I am so sorry to hear about your mother’s recurrence and the challenges that she is facing. My wife Lisa is in a similar situation. Lisa was diagnosed with ICC in May of 2013. At the time of diagnosis, she was inoperable due to multiple large tumors in both lobes of her liver and positive distant lymph nodes. Fortunately, she was able to have a life-saving resection surgery after six months of chemotherapy treatments, including 8 rounds of folfirinox (folfox plus irinotecan).
This past February, we learned that Lisa had a recurrence in the form of multiple small nodules in both of her lungs. Like you, we pursued the TIL trail at the NIH, but after an extensive review of Lisa’s medical records and scans, we were told that the lung nodules are currently too small for her to qualify (the nodules range between 2 and 9 mm).
Lisa underwent a thoracotomy surgery at MD Anderson in June. The surgeon was able to remove 4 of the 12 nodules and confirmed that the lung lesions were metastatic cholangiocarcinoma. Unfortunately the genetic testing did not reveal any mutations that qualify for clinical trials. Lisa is currently being treated with a combination of xeloda and gemcitabine. Although folfirinox was very effective in treating her initial liver tumors, Lisa is not able to have this type of chemotherapy any longer due to persistent neuropathy that she still experiences as a side effect. Folfox and folfirinox are tough treatments with some unpleasant side effects. However, in Lisa’s case, this regimen was very effective in shrinking the tumors. I truly hope that your mother is able to have similar results and that the side effects are not too difficult to endure.

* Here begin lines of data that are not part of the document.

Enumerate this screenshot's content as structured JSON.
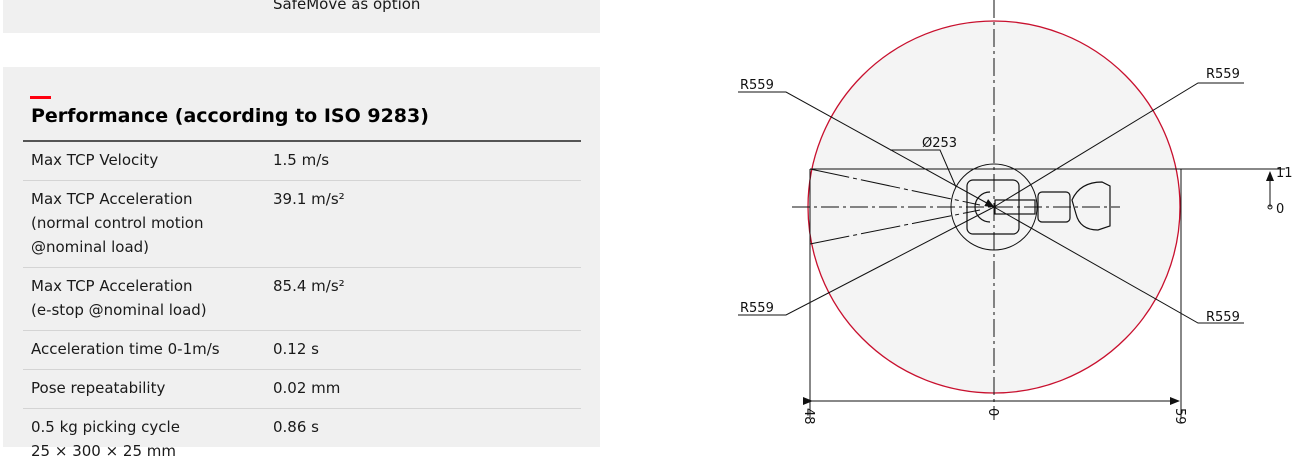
{
  "top_panel": {
    "text": "SafeMove as option"
  },
  "performance": {
    "title": "Performance (according to ISO 9283)",
    "accent_color": "#ff000f",
    "rows": [
      {
        "label": "Max TCP Velocity",
        "value": "1.5 m/s"
      },
      {
        "label": "Max TCP Acceleration\n(normal control motion\n@nominal load)",
        "value": "39.1 m/s²"
      },
      {
        "label": "Max TCP Acceleration\n(e-stop @nominal load)",
        "value": "85.4 m/s²"
      },
      {
        "label": "Acceleration time 0-1m/s",
        "value": "0.12 s"
      },
      {
        "label": "Pose repeatability",
        "value": "0.02 mm"
      },
      {
        "label": "0.5 kg picking cycle\n25 × 300 × 25 mm",
        "value": "0.86 s"
      }
    ]
  },
  "drawing": {
    "envelope_color": "#c8102e",
    "radius_labels": [
      "R559",
      "R559",
      "R559",
      "R559"
    ],
    "diameter_label": "Ø253",
    "dim_right_top": "11",
    "dim_right_zero": "0",
    "dim_bottom_left": "48",
    "dim_bottom_center": "0",
    "dim_bottom_right": "59"
  }
}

We are very hopeful that Lisa’s current chemotherapy regimen will be effective in shrinking or even eliminating her lung nodules. In the event that this treatment is not successful, our next step will likely be to try keytruda. Keytruda has demonstrated great promise for melanoma, and some early studies and anecdotal cases have shown some success for solid tumors as well (although clinical trials are ongoing). Because there are not currently any openings for Keytruda clinical trials for biliary tract cancers, we will likely explore using this drug on an off-label basis. Lisa’s medical team believes that Keytruda could hold promise because her tumor expresses the PL-D1 antibody. If your mother has not had this testing, I would definitely recommend that you pursue it to see if she would be eligible for similar immunotherapy treatments.
You seem to have a very good handle on your mother’s treatment, so I am not sure that I have much additional information to offer aside from the recommendations above. Your mother is very lucky to have you in her corner. We will keep her in our thoughts and prayers.